Hello...I'm a newbie, just got this smoker and cannot figure out how/where to locate the wood chips/chunks.  No information whatsoever in the directions!   This is my first baby steps in smoking....I'm the chief cook/griller for my family and I am looking forward to learning the ins/outs of smoking.  Thanks for your help!


----------



## nwdave (May 29, 2011)

PM Magnum3672 on this site.  They have one.  I googled your smoker and no info.  Sorry I couldn't be of more help.


----------



## michael ark (May 29, 2011)

Post some pictures and we will have you smokeing in no time.Were is the heat and whats above it.


----------



## kevbuc (Jul 5, 2011)

I have the same smoker and used it for the first time this weekend. Soak 2 handfull of chips for an half hour in water.. Wrap in 2 seperate packet of aluminum foil, poke holes in the top and put them right on top of the lava rocks. My chicken turned out great for the fourth.


----------



## soozee (Aug 13, 2011)

I soaked chips for several hours and then just put them right on top of the lava rock and element.  Got good smoke, for sure.  If I wrap it in foil I guess it will last longer?  Is that the purpose of the foil?

Also, KevBuc, do you completely cook the chicken in the smoker or move it to the oven at some point? 

Thanks!  I'm new to this and the book that came with the smoker pretty much sucks.

s


----------



## SmokinAl (Aug 13, 2011)

Glad to have you with us!


----------



## meateater (Aug 13, 2011)

Welcome to the SMF. Glad to have you here. Lots of good folks, great recipes and knowledge. Looking forward to your first qview.


----------



## ken dallman (Jul 5, 2012)

Yours is the best reply. He is right, the instructions omit placement of the wood chips and your advice about soaking them first.
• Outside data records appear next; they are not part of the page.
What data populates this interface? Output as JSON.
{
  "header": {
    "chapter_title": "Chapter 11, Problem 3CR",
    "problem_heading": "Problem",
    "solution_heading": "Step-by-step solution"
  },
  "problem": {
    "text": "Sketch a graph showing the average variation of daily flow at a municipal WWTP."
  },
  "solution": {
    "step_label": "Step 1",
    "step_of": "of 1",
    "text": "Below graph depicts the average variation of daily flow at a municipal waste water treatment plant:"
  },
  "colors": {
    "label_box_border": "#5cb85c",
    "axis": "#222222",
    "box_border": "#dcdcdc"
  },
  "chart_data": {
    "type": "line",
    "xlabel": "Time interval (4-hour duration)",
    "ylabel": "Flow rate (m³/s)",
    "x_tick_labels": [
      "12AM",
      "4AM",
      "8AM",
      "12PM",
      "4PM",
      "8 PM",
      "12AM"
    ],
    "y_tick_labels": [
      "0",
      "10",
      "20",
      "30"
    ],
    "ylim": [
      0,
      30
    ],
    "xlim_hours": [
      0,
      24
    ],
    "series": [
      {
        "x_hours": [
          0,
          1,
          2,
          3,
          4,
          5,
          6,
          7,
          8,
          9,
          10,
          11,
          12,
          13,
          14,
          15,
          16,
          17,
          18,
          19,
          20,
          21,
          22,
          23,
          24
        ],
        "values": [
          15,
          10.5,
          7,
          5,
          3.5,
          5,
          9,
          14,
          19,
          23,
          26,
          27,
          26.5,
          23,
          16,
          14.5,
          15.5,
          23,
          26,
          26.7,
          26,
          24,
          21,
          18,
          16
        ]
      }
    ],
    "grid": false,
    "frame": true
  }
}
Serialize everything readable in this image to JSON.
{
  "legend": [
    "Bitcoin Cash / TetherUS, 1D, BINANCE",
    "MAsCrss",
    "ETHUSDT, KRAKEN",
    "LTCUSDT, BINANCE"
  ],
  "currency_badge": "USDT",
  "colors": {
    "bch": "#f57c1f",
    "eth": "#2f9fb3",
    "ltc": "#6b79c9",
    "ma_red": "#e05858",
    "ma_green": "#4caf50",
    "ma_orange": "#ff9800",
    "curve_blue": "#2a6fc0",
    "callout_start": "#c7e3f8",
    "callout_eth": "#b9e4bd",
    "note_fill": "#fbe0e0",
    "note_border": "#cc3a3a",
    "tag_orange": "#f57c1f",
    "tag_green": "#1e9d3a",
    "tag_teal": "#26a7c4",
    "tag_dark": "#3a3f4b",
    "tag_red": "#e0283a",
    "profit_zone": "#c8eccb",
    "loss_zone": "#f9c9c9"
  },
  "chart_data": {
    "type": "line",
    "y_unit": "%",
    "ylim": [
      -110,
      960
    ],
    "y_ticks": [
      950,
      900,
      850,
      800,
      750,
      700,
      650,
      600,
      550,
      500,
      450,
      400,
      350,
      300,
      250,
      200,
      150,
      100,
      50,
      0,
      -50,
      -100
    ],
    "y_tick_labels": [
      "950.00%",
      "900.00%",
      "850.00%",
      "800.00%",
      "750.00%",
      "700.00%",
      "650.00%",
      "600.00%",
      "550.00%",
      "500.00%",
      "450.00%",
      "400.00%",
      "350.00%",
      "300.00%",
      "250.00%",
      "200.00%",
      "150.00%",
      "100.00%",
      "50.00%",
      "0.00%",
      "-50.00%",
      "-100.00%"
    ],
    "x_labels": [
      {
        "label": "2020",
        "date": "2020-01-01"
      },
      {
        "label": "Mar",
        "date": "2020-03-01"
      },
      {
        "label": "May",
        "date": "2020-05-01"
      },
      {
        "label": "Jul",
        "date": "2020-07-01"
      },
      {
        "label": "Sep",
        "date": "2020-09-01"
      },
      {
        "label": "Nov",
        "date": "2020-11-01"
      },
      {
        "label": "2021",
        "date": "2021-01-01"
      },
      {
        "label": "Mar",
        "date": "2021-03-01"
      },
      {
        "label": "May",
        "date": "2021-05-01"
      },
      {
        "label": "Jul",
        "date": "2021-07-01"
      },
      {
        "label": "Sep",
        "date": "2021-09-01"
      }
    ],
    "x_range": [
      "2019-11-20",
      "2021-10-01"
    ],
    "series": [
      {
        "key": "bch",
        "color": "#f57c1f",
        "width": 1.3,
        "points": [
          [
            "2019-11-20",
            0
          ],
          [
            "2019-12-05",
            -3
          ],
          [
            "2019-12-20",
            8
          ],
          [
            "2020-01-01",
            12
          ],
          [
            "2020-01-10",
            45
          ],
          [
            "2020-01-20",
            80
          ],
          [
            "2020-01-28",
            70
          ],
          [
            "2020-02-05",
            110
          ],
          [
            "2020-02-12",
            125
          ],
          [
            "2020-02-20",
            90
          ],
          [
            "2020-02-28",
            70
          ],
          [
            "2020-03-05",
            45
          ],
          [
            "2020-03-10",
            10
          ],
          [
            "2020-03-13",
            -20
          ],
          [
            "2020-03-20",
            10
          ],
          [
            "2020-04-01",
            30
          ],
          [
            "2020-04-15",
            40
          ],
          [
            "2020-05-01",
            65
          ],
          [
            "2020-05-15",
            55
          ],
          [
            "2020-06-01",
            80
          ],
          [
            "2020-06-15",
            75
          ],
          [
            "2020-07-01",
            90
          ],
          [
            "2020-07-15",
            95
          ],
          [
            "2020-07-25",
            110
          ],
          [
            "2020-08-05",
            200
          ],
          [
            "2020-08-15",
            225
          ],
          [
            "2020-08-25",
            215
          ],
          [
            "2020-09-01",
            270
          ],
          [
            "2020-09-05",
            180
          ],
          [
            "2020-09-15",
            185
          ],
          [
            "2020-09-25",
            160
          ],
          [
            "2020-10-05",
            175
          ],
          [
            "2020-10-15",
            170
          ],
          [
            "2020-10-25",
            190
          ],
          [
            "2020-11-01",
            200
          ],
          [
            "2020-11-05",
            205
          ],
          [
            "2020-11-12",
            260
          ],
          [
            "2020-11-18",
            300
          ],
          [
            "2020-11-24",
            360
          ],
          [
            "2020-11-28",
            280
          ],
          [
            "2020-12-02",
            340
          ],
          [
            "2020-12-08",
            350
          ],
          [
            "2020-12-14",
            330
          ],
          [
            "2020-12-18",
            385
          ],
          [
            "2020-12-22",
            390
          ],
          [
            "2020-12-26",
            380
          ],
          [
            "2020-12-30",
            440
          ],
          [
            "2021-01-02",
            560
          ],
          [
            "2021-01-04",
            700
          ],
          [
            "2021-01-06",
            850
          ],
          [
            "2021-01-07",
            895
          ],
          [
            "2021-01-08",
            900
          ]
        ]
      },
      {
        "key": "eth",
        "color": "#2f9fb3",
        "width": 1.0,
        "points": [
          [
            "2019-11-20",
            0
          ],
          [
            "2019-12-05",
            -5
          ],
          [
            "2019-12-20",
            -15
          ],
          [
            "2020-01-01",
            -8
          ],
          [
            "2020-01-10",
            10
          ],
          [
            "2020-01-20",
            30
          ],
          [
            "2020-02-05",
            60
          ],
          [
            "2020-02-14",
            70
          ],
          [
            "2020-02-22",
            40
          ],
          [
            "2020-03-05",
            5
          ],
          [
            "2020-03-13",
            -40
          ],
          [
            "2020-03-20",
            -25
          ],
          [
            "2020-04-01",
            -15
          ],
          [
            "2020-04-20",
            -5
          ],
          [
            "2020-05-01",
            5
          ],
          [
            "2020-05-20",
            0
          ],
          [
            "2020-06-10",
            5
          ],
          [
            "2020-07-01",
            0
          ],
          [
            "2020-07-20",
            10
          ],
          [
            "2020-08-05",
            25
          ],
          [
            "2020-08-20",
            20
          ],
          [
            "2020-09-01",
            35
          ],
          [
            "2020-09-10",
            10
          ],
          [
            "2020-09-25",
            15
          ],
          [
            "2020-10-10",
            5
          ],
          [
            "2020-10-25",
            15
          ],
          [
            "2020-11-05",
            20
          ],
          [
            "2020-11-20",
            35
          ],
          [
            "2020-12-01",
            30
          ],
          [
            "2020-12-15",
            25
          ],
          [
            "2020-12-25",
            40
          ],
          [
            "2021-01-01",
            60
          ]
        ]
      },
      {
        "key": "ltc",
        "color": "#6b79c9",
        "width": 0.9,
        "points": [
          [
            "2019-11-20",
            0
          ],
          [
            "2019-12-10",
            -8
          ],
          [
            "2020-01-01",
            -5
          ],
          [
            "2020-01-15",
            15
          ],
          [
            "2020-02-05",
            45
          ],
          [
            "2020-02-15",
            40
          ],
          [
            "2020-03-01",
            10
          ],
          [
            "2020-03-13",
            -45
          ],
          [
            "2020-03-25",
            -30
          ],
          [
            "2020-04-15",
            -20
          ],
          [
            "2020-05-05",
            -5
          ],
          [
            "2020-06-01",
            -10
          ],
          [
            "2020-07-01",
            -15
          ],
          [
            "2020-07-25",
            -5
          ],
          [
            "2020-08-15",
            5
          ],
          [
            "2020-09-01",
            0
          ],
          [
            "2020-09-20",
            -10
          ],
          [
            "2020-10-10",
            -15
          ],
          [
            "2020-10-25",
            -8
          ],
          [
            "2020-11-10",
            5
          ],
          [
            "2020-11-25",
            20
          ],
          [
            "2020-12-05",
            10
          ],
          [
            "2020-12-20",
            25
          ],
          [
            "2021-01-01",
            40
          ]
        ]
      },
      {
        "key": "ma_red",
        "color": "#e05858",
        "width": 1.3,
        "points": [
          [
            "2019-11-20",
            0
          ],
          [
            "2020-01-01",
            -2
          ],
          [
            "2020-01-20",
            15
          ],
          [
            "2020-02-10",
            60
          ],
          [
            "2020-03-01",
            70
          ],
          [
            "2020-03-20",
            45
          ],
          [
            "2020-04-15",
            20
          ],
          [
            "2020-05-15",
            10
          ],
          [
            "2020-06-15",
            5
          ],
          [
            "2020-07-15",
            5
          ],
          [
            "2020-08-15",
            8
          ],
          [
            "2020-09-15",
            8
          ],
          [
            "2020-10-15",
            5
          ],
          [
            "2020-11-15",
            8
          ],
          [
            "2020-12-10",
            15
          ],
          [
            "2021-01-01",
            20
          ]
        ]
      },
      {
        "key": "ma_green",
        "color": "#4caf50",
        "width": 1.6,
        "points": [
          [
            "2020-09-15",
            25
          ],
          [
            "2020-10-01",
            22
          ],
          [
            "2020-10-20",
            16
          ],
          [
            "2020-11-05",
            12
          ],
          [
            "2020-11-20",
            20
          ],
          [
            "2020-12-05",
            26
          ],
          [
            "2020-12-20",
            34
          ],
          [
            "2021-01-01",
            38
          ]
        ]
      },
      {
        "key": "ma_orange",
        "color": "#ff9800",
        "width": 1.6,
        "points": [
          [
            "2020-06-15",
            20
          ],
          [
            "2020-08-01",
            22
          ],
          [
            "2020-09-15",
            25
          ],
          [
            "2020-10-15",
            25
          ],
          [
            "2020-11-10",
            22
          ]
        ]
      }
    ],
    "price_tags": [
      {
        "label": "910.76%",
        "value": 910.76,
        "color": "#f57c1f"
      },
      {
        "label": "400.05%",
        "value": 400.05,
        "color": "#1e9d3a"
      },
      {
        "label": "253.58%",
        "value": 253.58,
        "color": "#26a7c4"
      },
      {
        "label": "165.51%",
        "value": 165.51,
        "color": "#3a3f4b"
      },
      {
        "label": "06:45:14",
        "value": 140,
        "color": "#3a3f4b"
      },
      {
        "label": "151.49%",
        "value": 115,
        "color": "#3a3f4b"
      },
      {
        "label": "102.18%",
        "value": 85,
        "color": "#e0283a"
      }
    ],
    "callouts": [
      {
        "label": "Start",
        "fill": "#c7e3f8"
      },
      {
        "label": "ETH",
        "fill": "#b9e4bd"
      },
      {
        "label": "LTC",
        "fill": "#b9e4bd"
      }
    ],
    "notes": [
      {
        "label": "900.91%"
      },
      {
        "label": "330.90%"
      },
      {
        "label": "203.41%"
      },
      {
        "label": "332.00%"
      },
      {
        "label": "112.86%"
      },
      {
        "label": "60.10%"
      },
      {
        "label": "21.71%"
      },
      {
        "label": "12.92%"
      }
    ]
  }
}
Master Forge also makes a stainless steel wood chip smoker box which can be used instead of the foil; Use of either of these would likely aid in clean up for next use.


----------



## judymcc (Jul 5, 2012)

I figured out how to get good smoke w/my smoker.  I bought a small grate and sat it on top of the lava rocks/element then put the soaked wood chunks on that.  I also eliminated the huge water pan and just add a small aluminum pan of water on my cooking grate, or eliminate it all together when smoking small cuts of meat.  Now my dilemma is that my cord seems to be malfunctioning...it will not keep a connection when plugged into the smoker.  Has anyone had any luck in finding a replacement cord?


----------